When comparing the spectrophotometric assays performed on the kombucha samples, the FC method data indicated the same trend as those of FRAP, with a slightly more significant difference only in samples K and N. However, especially for samples A-F, there are large differences with the other assays, FC and FRAP, as shown in Table 2.

The data indicated that all samples presented significant antioxidant activities, since the EI values were high. Samples A, B, D and F presented an EI above 30 µA V⁻¹, while the others presented values above 15 µA V⁻¹. However, unlike the FC, FRAP and DPPH tests, the antioxidant activity is related to the presence and high concentration of phenolics, since the other components of the samples are not electroactive on CPE, such as sucrose, glucose, fructose, acetic acid, gluconic acid and glucuronic acid and ethanol, or are in low concentrations, such as vitamins and minerals. The results also indicated a CV of 29.56% for the EI values. This value is expected considering the variety and complexity of kombucha samples.

Moreover, some divergence between the three methods is scientifically plausible, since FRAP and FC are related to the reducing capacity of the samples on Fe³ and Mo⁶⁺ chemical reduction, respectively. Yet, EI reflects the general electrochemical properties of the sample. In general, electron transfer in transition-metal states is faster than in phenolic compounds, which involve simultaneous hydrogen transfer [13,14,15,16,17,18,19,20].

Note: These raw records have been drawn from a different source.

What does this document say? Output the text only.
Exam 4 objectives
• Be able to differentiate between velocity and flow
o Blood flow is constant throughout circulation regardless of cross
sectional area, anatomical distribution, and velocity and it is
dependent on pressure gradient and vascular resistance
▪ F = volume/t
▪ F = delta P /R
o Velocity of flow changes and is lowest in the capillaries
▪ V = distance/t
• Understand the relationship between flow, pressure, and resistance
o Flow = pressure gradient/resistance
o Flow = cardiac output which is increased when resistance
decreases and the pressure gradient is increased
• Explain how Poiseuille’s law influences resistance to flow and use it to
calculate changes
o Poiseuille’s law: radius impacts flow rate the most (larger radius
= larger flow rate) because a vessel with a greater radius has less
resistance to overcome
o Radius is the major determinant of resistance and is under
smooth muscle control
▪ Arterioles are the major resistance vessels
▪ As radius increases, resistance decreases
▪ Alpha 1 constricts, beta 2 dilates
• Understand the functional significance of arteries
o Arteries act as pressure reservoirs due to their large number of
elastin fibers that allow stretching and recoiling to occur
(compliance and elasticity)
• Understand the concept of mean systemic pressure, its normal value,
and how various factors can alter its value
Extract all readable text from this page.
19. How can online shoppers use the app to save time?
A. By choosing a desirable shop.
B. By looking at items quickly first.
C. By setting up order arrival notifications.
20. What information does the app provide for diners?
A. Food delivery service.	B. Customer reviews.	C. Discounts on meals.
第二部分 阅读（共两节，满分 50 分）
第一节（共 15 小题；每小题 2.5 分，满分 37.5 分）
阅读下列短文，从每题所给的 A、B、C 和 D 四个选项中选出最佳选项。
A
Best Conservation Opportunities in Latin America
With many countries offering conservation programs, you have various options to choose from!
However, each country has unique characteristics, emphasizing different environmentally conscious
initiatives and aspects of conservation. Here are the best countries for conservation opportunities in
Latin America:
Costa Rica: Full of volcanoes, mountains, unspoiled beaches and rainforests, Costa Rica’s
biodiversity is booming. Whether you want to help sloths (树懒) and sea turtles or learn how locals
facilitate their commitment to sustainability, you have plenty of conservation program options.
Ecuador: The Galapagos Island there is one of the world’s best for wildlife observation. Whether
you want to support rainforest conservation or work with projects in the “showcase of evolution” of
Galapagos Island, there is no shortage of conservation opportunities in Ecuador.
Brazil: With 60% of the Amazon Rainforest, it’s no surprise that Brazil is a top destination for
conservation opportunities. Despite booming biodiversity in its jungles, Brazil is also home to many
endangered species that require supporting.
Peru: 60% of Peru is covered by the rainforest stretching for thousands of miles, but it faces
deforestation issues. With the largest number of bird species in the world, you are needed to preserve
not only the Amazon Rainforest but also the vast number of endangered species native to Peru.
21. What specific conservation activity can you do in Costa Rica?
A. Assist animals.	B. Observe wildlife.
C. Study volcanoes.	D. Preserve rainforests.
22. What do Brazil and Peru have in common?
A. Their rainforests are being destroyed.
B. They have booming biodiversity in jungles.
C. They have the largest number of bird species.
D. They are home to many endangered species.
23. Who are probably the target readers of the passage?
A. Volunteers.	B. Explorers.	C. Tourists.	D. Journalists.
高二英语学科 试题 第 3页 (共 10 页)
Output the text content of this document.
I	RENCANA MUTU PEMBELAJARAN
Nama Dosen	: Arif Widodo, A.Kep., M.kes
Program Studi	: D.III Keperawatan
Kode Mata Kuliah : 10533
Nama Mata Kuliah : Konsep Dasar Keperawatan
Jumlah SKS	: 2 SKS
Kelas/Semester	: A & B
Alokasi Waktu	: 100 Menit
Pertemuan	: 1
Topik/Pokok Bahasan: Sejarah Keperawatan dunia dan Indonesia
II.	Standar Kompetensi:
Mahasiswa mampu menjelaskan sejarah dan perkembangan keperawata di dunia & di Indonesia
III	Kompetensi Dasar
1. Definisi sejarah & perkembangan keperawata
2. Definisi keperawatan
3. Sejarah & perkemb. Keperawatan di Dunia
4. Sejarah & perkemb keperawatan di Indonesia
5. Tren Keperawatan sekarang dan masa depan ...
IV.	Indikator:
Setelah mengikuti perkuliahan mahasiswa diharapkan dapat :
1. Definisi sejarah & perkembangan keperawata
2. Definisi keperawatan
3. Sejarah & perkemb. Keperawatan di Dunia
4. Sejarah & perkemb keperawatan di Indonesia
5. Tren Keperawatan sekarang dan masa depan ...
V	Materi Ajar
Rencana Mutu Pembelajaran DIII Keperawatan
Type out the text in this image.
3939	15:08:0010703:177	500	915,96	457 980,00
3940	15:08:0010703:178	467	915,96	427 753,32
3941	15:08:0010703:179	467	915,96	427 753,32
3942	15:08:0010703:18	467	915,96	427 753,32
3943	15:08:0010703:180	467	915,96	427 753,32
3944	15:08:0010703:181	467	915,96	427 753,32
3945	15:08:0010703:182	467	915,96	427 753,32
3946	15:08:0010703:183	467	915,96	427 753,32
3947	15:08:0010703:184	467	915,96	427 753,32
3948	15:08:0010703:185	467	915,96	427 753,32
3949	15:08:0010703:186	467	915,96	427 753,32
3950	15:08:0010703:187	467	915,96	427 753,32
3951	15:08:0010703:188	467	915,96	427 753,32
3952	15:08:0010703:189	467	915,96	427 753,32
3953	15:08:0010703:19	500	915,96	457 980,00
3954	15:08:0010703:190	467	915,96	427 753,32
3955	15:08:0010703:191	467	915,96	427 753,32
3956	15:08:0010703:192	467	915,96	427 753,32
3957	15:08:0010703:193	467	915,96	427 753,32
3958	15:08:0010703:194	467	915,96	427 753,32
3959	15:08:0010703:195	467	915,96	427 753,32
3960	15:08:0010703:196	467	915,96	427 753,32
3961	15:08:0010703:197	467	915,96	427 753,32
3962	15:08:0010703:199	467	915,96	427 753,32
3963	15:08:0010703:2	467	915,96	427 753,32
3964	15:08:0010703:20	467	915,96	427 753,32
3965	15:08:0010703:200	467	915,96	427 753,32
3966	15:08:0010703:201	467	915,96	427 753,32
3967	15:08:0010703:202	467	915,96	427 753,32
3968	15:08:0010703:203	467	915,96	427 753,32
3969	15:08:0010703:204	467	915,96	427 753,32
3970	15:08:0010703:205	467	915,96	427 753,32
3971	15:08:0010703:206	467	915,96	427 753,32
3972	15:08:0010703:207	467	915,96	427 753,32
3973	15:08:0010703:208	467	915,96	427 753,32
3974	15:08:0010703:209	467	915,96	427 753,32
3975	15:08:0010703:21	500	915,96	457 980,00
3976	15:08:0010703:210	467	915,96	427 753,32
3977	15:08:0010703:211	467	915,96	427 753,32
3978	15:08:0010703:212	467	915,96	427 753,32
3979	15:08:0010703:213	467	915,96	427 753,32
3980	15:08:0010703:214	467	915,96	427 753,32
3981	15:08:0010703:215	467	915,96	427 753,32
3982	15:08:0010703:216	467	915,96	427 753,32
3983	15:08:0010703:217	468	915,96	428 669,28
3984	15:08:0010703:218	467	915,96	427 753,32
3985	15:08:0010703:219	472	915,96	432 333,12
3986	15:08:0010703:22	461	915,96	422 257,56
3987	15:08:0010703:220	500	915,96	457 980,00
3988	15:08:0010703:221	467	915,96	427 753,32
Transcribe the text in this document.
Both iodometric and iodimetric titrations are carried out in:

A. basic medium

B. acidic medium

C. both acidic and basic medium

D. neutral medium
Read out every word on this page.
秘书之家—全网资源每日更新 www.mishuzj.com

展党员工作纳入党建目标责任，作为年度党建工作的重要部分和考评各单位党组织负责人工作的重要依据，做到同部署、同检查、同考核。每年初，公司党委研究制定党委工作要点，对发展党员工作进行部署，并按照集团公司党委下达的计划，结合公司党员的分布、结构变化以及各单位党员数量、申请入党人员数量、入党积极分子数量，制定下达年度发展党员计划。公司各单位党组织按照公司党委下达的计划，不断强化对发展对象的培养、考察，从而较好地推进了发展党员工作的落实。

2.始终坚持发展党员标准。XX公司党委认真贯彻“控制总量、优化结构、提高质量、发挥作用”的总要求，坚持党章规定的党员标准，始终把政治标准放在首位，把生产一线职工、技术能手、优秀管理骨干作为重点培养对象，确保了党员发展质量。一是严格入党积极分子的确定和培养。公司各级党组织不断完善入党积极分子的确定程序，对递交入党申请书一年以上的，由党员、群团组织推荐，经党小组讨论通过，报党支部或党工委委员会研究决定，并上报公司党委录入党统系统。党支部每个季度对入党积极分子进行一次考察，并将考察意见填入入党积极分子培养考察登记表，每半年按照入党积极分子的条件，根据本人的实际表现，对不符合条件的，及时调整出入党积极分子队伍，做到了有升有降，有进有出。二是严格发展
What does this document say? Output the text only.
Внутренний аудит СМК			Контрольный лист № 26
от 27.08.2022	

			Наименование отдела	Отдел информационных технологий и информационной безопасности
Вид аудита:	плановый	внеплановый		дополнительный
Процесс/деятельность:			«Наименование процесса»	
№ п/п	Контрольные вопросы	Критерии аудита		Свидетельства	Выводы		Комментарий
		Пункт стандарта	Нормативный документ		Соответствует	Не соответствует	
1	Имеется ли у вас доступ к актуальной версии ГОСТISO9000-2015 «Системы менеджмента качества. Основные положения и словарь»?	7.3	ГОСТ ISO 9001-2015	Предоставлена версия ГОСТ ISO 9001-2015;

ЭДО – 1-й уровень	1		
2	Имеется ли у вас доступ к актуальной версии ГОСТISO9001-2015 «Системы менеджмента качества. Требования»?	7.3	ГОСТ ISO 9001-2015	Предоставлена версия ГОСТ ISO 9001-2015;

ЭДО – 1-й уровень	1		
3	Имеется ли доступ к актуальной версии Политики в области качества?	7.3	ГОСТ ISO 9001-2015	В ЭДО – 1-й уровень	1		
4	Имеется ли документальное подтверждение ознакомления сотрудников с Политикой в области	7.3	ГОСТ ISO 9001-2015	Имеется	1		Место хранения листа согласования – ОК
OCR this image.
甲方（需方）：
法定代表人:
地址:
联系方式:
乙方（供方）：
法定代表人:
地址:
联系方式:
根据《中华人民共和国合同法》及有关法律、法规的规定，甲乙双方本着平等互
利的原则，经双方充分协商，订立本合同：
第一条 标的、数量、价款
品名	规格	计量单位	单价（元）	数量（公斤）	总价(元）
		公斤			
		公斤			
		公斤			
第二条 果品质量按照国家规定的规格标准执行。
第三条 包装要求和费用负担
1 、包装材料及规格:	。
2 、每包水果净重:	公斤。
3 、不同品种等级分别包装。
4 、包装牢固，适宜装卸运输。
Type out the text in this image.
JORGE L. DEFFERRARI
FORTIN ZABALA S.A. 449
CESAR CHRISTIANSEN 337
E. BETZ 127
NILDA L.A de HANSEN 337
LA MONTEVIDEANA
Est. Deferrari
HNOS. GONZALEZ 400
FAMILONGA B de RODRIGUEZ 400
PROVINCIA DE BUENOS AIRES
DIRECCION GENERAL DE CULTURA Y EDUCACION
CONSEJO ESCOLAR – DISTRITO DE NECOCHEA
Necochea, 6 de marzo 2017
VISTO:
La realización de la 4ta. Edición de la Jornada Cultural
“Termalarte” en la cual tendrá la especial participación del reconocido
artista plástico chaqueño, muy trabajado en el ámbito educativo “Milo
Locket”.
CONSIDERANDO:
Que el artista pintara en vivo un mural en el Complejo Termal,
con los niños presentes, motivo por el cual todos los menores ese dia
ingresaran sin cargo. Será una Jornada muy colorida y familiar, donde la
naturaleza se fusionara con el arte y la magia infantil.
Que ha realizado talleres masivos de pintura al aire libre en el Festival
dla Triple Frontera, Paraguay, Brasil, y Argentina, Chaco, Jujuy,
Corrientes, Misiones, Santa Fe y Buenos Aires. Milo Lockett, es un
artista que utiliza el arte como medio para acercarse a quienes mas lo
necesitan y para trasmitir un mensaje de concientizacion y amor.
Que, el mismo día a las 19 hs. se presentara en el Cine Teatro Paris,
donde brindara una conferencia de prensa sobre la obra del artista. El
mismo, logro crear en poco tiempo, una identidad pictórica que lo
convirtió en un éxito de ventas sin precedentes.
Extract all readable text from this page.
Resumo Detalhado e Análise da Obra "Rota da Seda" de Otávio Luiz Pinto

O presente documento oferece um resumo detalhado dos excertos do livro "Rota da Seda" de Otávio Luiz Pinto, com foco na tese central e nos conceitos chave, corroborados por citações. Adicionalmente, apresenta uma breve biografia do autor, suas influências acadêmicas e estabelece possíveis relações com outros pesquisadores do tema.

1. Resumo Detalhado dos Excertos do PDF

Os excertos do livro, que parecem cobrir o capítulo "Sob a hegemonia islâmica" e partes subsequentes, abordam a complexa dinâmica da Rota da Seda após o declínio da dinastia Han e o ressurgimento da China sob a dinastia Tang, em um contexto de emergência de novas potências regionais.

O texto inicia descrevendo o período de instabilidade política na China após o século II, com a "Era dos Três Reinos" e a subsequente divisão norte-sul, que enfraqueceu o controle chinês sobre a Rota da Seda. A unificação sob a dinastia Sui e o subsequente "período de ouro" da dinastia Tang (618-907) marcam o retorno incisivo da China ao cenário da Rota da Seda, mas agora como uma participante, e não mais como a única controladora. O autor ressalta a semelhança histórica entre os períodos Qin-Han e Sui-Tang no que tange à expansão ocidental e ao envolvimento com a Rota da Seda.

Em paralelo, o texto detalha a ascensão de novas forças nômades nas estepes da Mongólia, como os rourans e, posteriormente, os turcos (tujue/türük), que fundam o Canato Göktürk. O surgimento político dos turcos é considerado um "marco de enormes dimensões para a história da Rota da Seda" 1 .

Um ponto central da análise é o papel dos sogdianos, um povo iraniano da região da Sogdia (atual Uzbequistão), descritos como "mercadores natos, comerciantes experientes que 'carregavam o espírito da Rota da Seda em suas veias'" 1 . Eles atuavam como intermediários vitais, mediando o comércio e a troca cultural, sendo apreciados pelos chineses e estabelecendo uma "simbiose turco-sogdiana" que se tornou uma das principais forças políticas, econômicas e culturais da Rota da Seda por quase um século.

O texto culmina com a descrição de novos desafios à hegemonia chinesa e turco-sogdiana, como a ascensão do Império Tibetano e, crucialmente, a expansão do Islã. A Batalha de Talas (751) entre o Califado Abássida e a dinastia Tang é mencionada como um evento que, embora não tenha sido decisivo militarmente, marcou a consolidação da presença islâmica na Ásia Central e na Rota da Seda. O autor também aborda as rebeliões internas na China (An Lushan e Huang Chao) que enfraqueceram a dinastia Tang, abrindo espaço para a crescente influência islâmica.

However, overall, all methods indicated that these kombucha samples all presented antioxidant properties, regardless of the method used. Furthermore, these results indicated the advantages of the voltammetric EI method, since it is simpler and faster.

Previous studies have used comparisons of the antioxidant activity of foods from EI and traditional methods such as FC, FRAP and DPPH, in wines [13] and walnut kernel extracts [16]; however, EI has not been used for kombucha samples.

Statistical evaluation of EI, FRAP and FC using ANOVA and Tukey’s test indicated no significant differences among the methods (p > 0.05). The difference between the spectrophotometric assays and the electroanalytical EI parameter was expected due to the presence of chromogenic interfering substances in natural samples, which decreased the overall correlation. The other groups were similar on average. Additionally, an ANOVA test was performed with the normalized data, in which all data averages had no significant difference (pH0 = 0.31795). Thus, the findings from each antioxidant capacity variable seem to be in agreement.

Besides the well-established use of EI values for antioxidant evaluation, voltammetric methods can provide complete electrochemical characterization of molecules and food samples, revealing information on redox stability, redox reversibility and pro-oxidant/antioxidant character, and allowing tentative identification of electroactive species [13,14,15,16,17,18,19,20].

5. Conclusions

The results highlight the advantages of electroanalytical approaches in antioxidant evaluation, when compared to traditional spectrophotometric methods.

The highest antioxidant capacity observed for commercial samples can be attributed to the use of additives. In fact, the highest antioxidant capacity of laboratory-made kombuchas was also observed for samples in which the SCOBYs were modified with some potential source of natural antioxidants, i.e., coffee, honey and hibiscus.

These findings not only highlight the relevance of kombucha as a potential source of antioxidants but also underscore the need to continue investigating and optimizing production conditions to maximize its health benefits.